Conin’s upturned lips falter for a brief second before he corrects them. I decided, instead, to redirect the conversation elsewhere—his sudden change in mood is stifling.
“Would you like to come see our apartment?” I ask.
And so, we show him around. He’s particularly vocal about his jealousy and complains all about the trailer home he shares with Mafu and some other guys. But I’m no longer listening, no longer paying attention to his words. My eyes are transfixed on Conin. His expression is unreadable, his emotions tucked underneath all the barriers he’s erected to protect himself. I’m not sure what I find, but whatever it is . . . it doesn’t sit well with me.
Chapter 52
Conin
Ezra has his feet lounged over my lap when a knock comes at the door.
“I got it. Relax,” I say.
There’s some awkward navigating and untangling, which feels oddly reminiscent of being in a relationship with him—almost like I have no idea how to act when we’ve been friends our entire lives. I love him, though, so these baby steps and the awkward fumbling are entirely worth it.

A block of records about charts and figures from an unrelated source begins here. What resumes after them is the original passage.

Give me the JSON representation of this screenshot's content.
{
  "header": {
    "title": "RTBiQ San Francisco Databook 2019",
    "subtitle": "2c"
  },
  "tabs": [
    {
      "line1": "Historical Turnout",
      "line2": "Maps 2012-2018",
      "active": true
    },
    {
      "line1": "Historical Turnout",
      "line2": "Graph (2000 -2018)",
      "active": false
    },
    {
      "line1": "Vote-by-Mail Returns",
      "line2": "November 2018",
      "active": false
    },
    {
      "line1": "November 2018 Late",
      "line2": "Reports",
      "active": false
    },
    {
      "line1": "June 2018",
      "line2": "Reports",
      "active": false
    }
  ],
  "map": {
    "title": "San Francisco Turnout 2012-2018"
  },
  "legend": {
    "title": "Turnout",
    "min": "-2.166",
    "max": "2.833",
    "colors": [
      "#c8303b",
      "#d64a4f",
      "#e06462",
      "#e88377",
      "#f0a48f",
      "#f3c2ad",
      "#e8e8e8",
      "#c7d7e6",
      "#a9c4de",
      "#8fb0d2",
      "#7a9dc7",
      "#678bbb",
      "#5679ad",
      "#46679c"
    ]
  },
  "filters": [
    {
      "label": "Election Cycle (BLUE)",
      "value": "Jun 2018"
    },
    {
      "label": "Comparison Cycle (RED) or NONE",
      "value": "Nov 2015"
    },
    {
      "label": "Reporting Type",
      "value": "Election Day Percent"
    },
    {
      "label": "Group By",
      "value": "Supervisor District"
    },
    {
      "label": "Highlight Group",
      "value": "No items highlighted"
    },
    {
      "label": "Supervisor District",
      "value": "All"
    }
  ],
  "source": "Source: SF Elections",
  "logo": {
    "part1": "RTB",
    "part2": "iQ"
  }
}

Sandra’s returned, but this time with a grim expression. My hope crumbles, any chance for a position with the guard subdued.

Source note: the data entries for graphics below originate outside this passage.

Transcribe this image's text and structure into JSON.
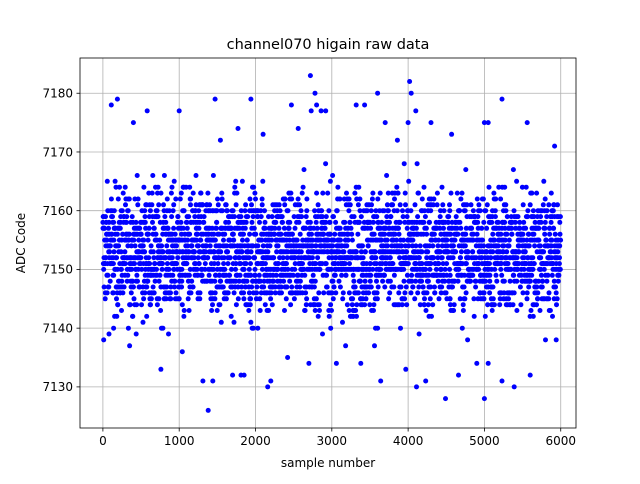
{
  "chart_data": {
    "type": "scatter",
    "title": "channel070 higain raw data",
    "xlabel": "sample number",
    "ylabel": "ADC Code",
    "xlim": [
      -300,
      6200
    ],
    "ylim": [
      7123,
      7186
    ],
    "xticks": [
      0,
      1000,
      2000,
      3000,
      4000,
      5000,
      6000
    ],
    "yticks": [
      7130,
      7140,
      7150,
      7160,
      7170,
      7180
    ],
    "grid": true,
    "marker_color": "#0000ff",
    "n_samples": 6000,
    "value_band": {
      "center": 7153,
      "dense_min": 7140,
      "dense_max": 7167
    },
    "series": [
      {
        "points": [
          [
            2720,
            7183
          ],
          [
            4020,
            7182
          ],
          [
            110,
            7178
          ],
          [
            4040,
            7180
          ],
          [
            3600,
            7180
          ],
          [
            2780,
            7180
          ],
          [
            1470,
            7179
          ],
          [
            1940,
            7179
          ],
          [
            190,
            7179
          ],
          [
            5230,
            7179
          ],
          [
            2800,
            7178
          ],
          [
            2470,
            7178
          ],
          [
            3320,
            7178
          ],
          [
            3430,
            7178
          ],
          [
            4100,
            7177
          ],
          [
            2860,
            7177
          ],
          [
            1000,
            7177
          ],
          [
            580,
            7177
          ],
          [
            2730,
            7177
          ],
          [
            2920,
            7177
          ],
          [
            4000,
            7175
          ],
          [
            5560,
            7175
          ],
          [
            4300,
            7175
          ],
          [
            5000,
            7175
          ],
          [
            3700,
            7175
          ],
          [
            400,
            7175
          ],
          [
            5050,
            7175
          ],
          [
            1770,
            7174
          ],
          [
            2560,
            7174
          ],
          [
            4570,
            7173
          ],
          [
            2100,
            7173
          ],
          [
            1540,
            7172
          ],
          [
            3860,
            7172
          ],
          [
            5920,
            7171
          ],
          [
            1380,
            7126
          ],
          [
            4490,
            7128
          ],
          [
            5000,
            7128
          ],
          [
            1310,
            7131
          ],
          [
            2160,
            7130
          ],
          [
            4110,
            7130
          ],
          [
            5390,
            7130
          ],
          [
            5230,
            7131
          ],
          [
            1440,
            7131
          ],
          [
            2200,
            7131
          ],
          [
            3640,
            7131
          ],
          [
            4230,
            7131
          ],
          [
            760,
            7133
          ],
          [
            3970,
            7133
          ],
          [
            1700,
            7132
          ],
          [
            1810,
            7132
          ],
          [
            1850,
            7132
          ],
          [
            4660,
            7132
          ],
          [
            5600,
            7132
          ],
          [
            2700,
            7134
          ],
          [
            4900,
            7134
          ],
          [
            5050,
            7134
          ],
          [
            3060,
            7134
          ],
          [
            3380,
            7134
          ],
          [
            2420,
            7135
          ],
          [
            1040,
            7136
          ],
          [
            350,
            7137
          ],
          [
            3180,
            7137
          ],
          [
            3560,
            7137
          ],
          [
            4780,
            7138
          ],
          [
            10,
            7138
          ],
          [
            5800,
            7138
          ],
          [
            5940,
            7138
          ],
          [
            140,
            7140
          ],
          [
            2030,
            7140
          ],
          [
            860,
            7139
          ]
        ]
      }
    ]
  }
}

“Well, the council has collectively come up with a decision,” she says, disgruntled.
“And?” I question, matching her energy.
“The Council has granted you clearance to become a guard, but with conditions. You’ll need to speak with them on Wednesday morning. Ambrosia will then meet with you to goover the ropes. Make sure to be at the police station at 8 a.m.,” Sandra tells me.
She’s made it abundantly clear that she doesn’t approve.
“They were impressed . . . with what you had to say. Make a good impression, okay?”
She departs with a smirk, bidding us farewell before climbing down the stairs. No matter. Elation overcomes me when I shut the door. Ezra’s tall, lean form stands near the coffee table, his face fixed into a broad smile.
“You heard?”
“Yeah,” he says.
I’m more satisfied I won my case than anything else. This goal wasn’t long sought out, but it feels right. And seeing Ezra, hair out and loose, with a beaming smile that matches how I feel inside, I could kiss him until our lips grow sore. He crosses the distance between us with four long strides, grabs the nape of my neck, and presses his mouth firmly on mine. We kiss and stumble, finding our footing on the laminate wood floor.
Ezra bumps the coffee table, emitting a tiny chuckle with a breathy “Ow” before I playfully push him onto the couch. His long limbs spread out, bangs over his forehead, his cloak of hair draping over the couch’s arm. He stares up, one blue eye, the other green—filled with twinkling stars—I almost lose myself in them, in the distant galaxies they create.
“You okay?” he asks.
No. But right now, with him? I think I will be. Eventually.
It’s better with him.
It somehow always is.
I lean down and kiss him.
An indeterminate amount of time later, our clothes pile in heaps on the floor.
Ezra’s chest is firm, our naked bodies flush against each other. He strokes my hair and breathes warmly on my ear. We stay like this for a while, silent, the only noise our breathing lungs. His beating heart is in unison with mine, a reminder he’s alive. We’re both alive despite everything we’ve been through. Despite all odds.
But something’s been gnawing at me since we made love for the second time. I don’t want to ruin this moment he and I created, so it’s better to stow it away for some other time. As always, Ezra senses a thought troubling me. Like how I can sense when something’s off with him, he seems to have honed that ability, too.
“Where are you?” he asks.
“Did you mean it? When you said you were okay with me kissing your scars?” I question, cutting right to the chase. The quiet before he answers lingers for a beat too long. I screwed this up, didn’t I?
But a small part of me, a tiny part of me, feels as if he’s lying for my sake.